I experimented with the closureSize#
primitive in GHC. Here I define the helper function I use (x
is forced using a bang pattern, so what I am measuring should be the data constructor closures themselves rather than the thunks).
{-# LANGUAGE MagicHash #-}
import GHC.Exts
import Text.Printf
size :: Show a => a -> IO ()
size !x = printf "sizeof %s = %d\n" (showsPrec 11 x "") (I# (closureSize# x))
Now in GHCi, below are the weird results:
GHCi> size ()
sizeof () = 2
GHCi> size (MkSolo 1)
sizeof (MkSolo 1) = 2
GHCi> size (1, 2)
sizeof (1,2) = 3
GHCi> size (1, 2, 3)
sizeof (1,2,3) = 4
GHCi> size Nothing
sizeof Nothing = 2
GHCi> size (Just 42)
sizeof (Just 42) = 2
GHCi> size []
sizeof [] = 2
GHCi> size [1, 2, 3]
sizeof [1,2,3] = 3
Everything but the nullary constructors makes sense to me. I thought they should only take one single word for the STG info header, but instead they take two words. Is this due to some restrictions in GHC RTS that every closure must have at least one word of payload?
It has to do with garbage collection. See the comment Mark bits in mark-compact collector for details.
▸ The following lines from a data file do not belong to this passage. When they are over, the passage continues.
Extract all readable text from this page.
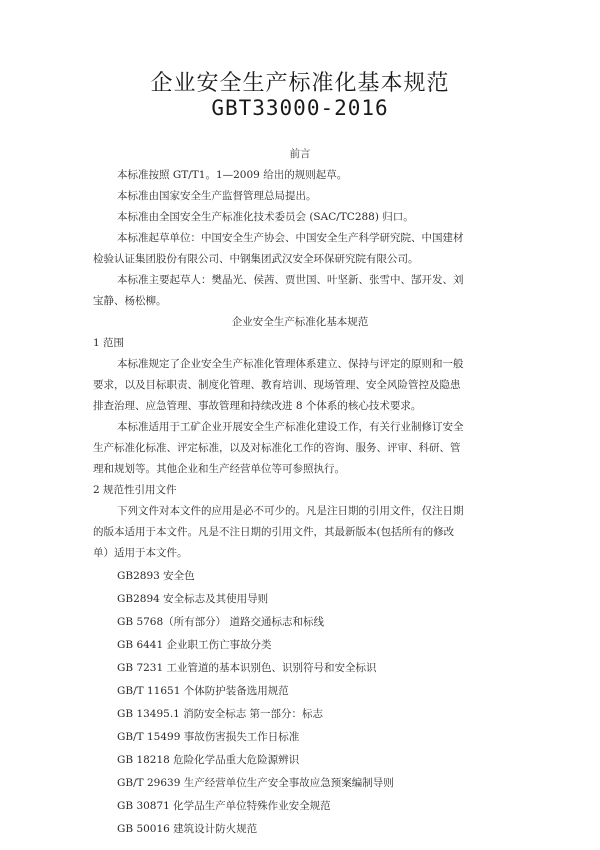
企业安全生产标准化基本规范
GBT33000-2016
前言
本标准按照 GT/T1。1—2009 给出的规则起草。
本标准由国家安全生产监督管理总局提出。
本标准由全国安全生产标准化技术委员会 (SAC/TC288) 归口。
本标准起草单位：中国安全生产协会、中国安全生产科学研究院、中国建材
检验认证集团股份有限公司、中钢集团武汉安全环保研究院有限公司。
本标准主要起草人：樊晶光、侯茜、贾世国、叶坚新、张雪中、郜开发、刘
宝静、杨松柳。
企业安全生产标准化基本规范
1 范围
本标准规定了企业安全生产标准化管理体系建立、保持与评定的原则和一般
要求，以及目标职责、制度化管理、教育培训、现场管理、安全风险管控及隐患
排查治理、应急管理、事故管理和持续改进 8 个体系的核心技术要求。
本标准适用于工矿企业开展安全生产标准化建设工作，有关行业制修订安全
生产标准化标准、评定标准，以及对标准化工作的咨询、服务、评审、科研、管
理和规划等。其他企业和生产经营单位等可参照执行。
2 规范性引用文件
下列文件对本文件的应用是必不可少的。凡是注日期的引用文件，仅注日期
的版本适用于本文件。凡是不注日期的引用文件，其最新版本(包括所有的修改
单）适用于本文件。
GB2893 安全色
GB2894 安全标志及其使用导则
GB 5768（所有部分） 道路交通标志和标线
GB 6441 企业职工伤亡事故分类
GB 7231 工业管道的基本识别色、识别符号和安全标识
GB/T 11651 个体防护装备选用规范
GB 13495.1 消防安全标志 第一部分：标志
GB/T 15499 事故伤害损失工作日标准
GB 18218 危险化学品重大危险源辨识
GB/T 29639 生产经营单位生产安全事故应急预案编制导则
GB 30871 化学品生产单位特殊作业安全规范
GB 50016 建筑设计防火规范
For the mark-sweep garbage collection, the GC uses two bits per closure. Instead of allocating these on a per-object basis, the bitmap is based on heap words, with one bit allocated per heap word. This makes a one-word heap object too small (because it'll only have one associated bit), so all heap objects have a minimum size of 2 words (or, equivalently, a MIN_PAYLOAD
size of 1).